The covers, you know, newspapers had this plastered on there on not just the sports page, but on the front page of the papers.
That's right.
This is not a sports story.
This is a social injustice story.
And the fact that they weren't winning football games apparently is just an afterthought.
It's a footnote to this story.
These poor blacks were fired.
It's just nutty stuff.
And of course they've got new regulations that teams, if they're going to fill a position, they have to interview at least one minority candidate from a list kept by the league's career development advisory panel.
Boy oh boy, this sounds like central planning to me.
It is central planning.
It's called the Rooney Rule.
He was named after the longtime owner of the Pittsburgh Steelers.
They of course hired Mike Tomlin who is still one of the few black coaches left.

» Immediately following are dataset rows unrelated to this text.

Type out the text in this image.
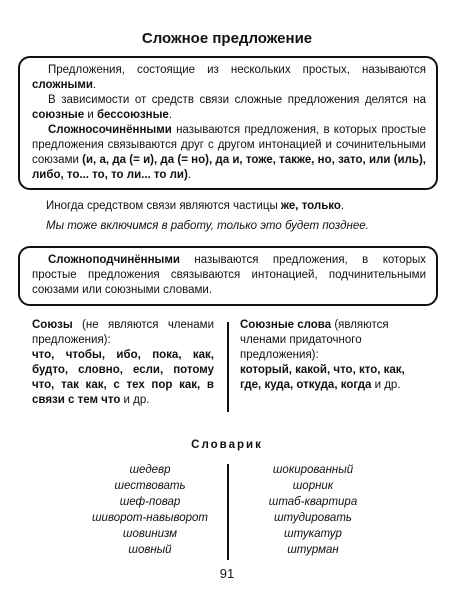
Сложное предложение

Предложения, состоящие из нескольких простых, называются сложными.

В зависимости от средств связи сложные предложения делятся на союзные и бессоюзные.

Сложносочинёнными называются предложения, в которых простые предложения связываются друг с другом интонацией и сочинительными союзами (и, а, да (= и), да (= но), да и, тоже, также, но, зато, или (иль), либо, то... то, то ли... то ли).

Иногда средством связи являются частицы же, только.
Мы тоже включимся в работу, только это будет позднее.

Сложноподчинёнными называются предложения, в которых простые предложения связываются интонацией, подчинительными союзами или союзными словами.

Союзы (не являются членами предложения):

что, чтобы, ибо, пока, как, будто, словно, если, потому что, так как, с тех пор как, в связи с тем что и др.

Союзные слова (являются членами придаточного предложения):

который, какой, что, кто, как, где, куда, откуда, когда и др.

Словарик
шедевр
шествовать
шеф-повар
шиворот-навыворот
шовинизм
шовный
шокированный
шорник
штаб-квартира
штудировать
штукатур
штурман
91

I guess he's one of the two.
And then one of the other coaches that's a visible minority is Ron Rivera.
He's part Hispanic but you look at him and if you were a Chicago Bears fan when he played
for him you'd just see a white guy.
But he actually is able to mark off, he's able to check off the diversity box.

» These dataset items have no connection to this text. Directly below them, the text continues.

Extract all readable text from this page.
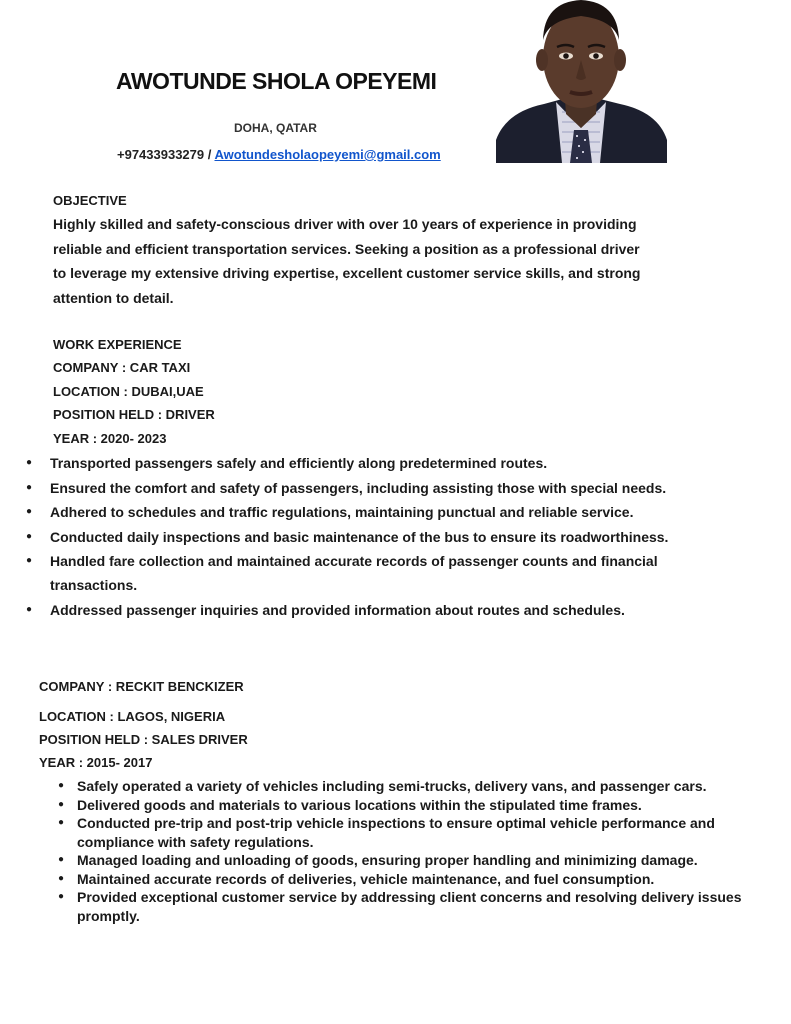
AWOTUNDE SHOLA OPEYEMI
DOHA, QATAR
+97433933279 / Awotundesholaopeyemi@gmail.com
OBJECTIVE
Highly skilled and safety-conscious driver with over 10 years of experience in providing reliable and efficient transportation services. Seeking a position as a professional driver to leverage my extensive driving expertise, excellent customer service skills, and strong attention to detail.
WORK EXPERIENCE
COMPANY : CAR TAXI
LOCATION : DUBAI,UAE
POSITION HELD : DRIVER
YEAR : 2020- 2023
● Transported passengers safely and efficiently along predetermined routes.
● Ensured the comfort and safety of passengers, including assisting those with special needs.
● Adhered to schedules and traffic regulations, maintaining punctual and reliable service.
● Conducted daily inspections and basic maintenance of the bus to ensure its roadworthiness.
● Handled fare collection and maintained accurate records of passenger counts and financial transactions.
● Addressed passenger inquiries and provided information about routes and schedules.
COMPANY : RECKIT BENCKIZER
LOCATION : LAGOS, NIGERIA
POSITION HELD : SALES DRIVER
YEAR : 2015- 2017
● Safely operated a variety of vehicles including semi-trucks, delivery vans, and passenger cars.
● Delivered goods and materials to various locations within the stipulated time frames.
● Conducted pre-trip and post-trip vehicle inspections to ensure optimal vehicle performance and compliance with safety regulations.
● Managed loading and unloading of goods, ensuring proper handling and minimizing damage.
● Maintained accurate records of deliveries, vehicle maintenance, and fuel consumption.
● Provided exceptional customer service by addressing client concerns and resolving delivery issues promptly.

So he's celebrated for being Hispanic.
I don't even know if he speaks Spanish.
But this Rooney Rule is something that I've always been fearful you're going to see more and more of corporate America introduced into corporate America, even into the Public sector.

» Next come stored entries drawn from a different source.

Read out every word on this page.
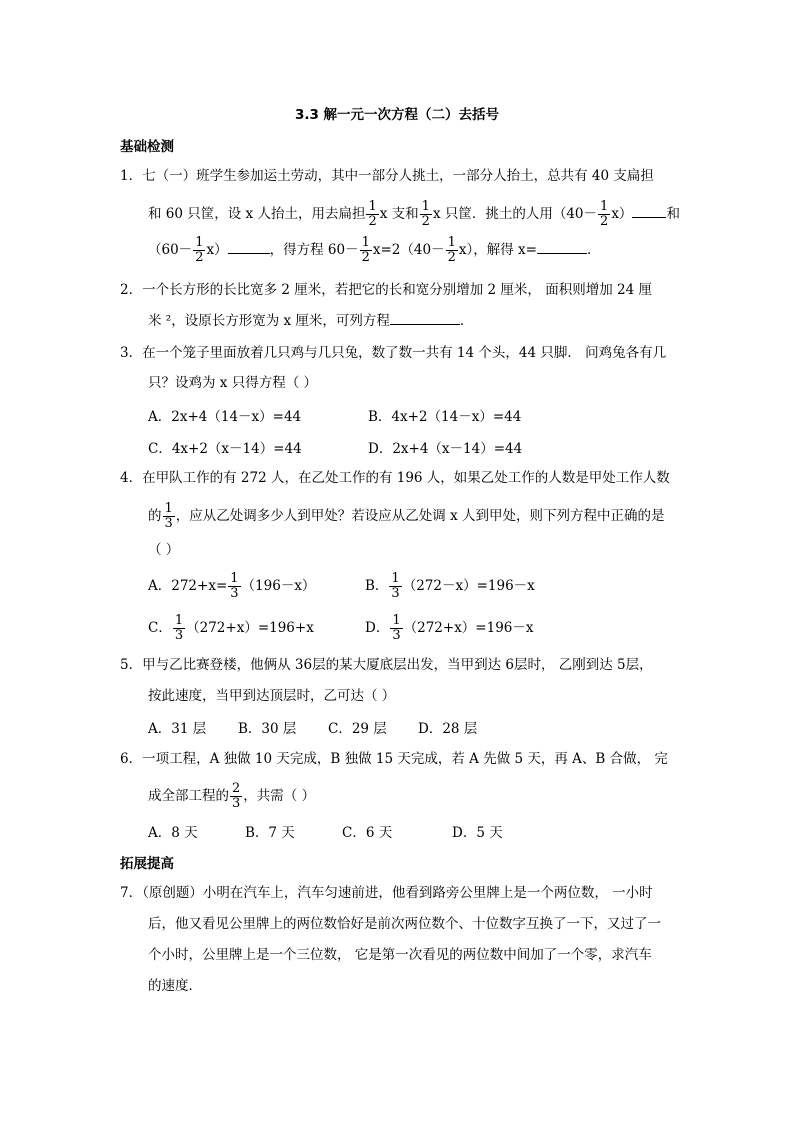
3.3 解一元一次方程（二）去括号
基础检测
1．七（一）班学生参加运土劳动，其中一部分人挑土，一部分人抬土，总共有 40 支扁担
和 60 只筐，设 x 人抬土，用去扁担 $\frac{1}{2}$ x 支和 $\frac{1}{2}$ x 只筐．挑土的人用$(40- \frac{1}{2} x)$	和
$(60- \frac{1}{2} x)$	，得方程 $60- \frac{1}{2} x=2(40- \frac{1}{2} x)$，解得 x=	．
2．一个长方形的长比宽多 2 厘米，若把它的长和宽分别增加 2 厘米， 面积则增加 24 厘
米 ²，设原长方形宽为 x 厘米，可列方程	．
3．在一个笼子里面放着几只鸡与几只兔，数了数一共有 14 个头，44 只脚． 问鸡兔各有几
只？设鸡为 x 只得方程（ ）
A．2x+4（14－x）=44	B．4x+2（14－x）=44
C．4x+2（x－14）=44	D．2x+4（x－14）=44
4．在甲队工作的有 272 人，在乙处工作的有 196 人，如果乙处工作的人数是甲处工作人数
的 $\frac{1}{3}$ ，应从乙处调多少人到甲处？若设应从乙处调 x 人到甲处，则下列方程中正确的是
（ ）
A．$272+x= \frac{1}{3} (196-x)$	B． $\frac{1}{3} (272-x)=196-x$
C． $\frac{1}{3} (272+x)=196+x$	D． $\frac{1}{3} (272+x)=196-x$
5．甲与乙比赛登楼，他俩从 36层的某大厦底层出发，当甲到达 6层时， 乙刚到达 5层，
按此速度，当甲到达顶层时，乙可达（ ）
A．31 层 B．30 层 C．29 层 D．28 层
6．一项工程，A 独做 10 天完成，B 独做 15 天完成，若 A 先做 5 天，再 A、B 合做， 完
成全部工程的 $\frac{2}{3}$ ，共需（ ）
A．8 天	B．7 天	C．6 天	D．5 天
拓展提高
7．（原创题）小明在汽车上，汽车匀速前进，他看到路旁公里牌上是一个两位数， 一小时
后，他又看见公里牌上的两位数恰好是前次两位数个、十位数字互换了一下，又过了一
个小时，公里牌上是一个三位数， 它是第一次看见的两位数中间加了一个零，求汽车
的速度．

It's a terrible, terrible rule that a lot of the times owners and general managers of teams, they'll already have a white candidate in mind, a coach they want to hire.
The Green Bay Packers coach was fired during the season.
He's won a Super Bowl.
He's been a fantastic coach and I know a number of teams They're interested in hiring him immediately, but they have to go through the motions of abiding by the Rooney Rule.
And if you're a black coach who's only being interviewed because of this, as you said, this central planning rule that's dictated down by the NFL that says every position that's open for the head coach, black coach has to be interviewed.
How does it make you feel, knowing that you're not going to get the job, it's just a formality that you're going in to be interviewed?
Apparently.
Another rule that they just recently introduced, according to the accounts I read, is that teams have to keep very detailed records of who they actually interview, because apparently, in some cases, they were making a phone call to a black person so they could say, yes, we talked to Mr. X.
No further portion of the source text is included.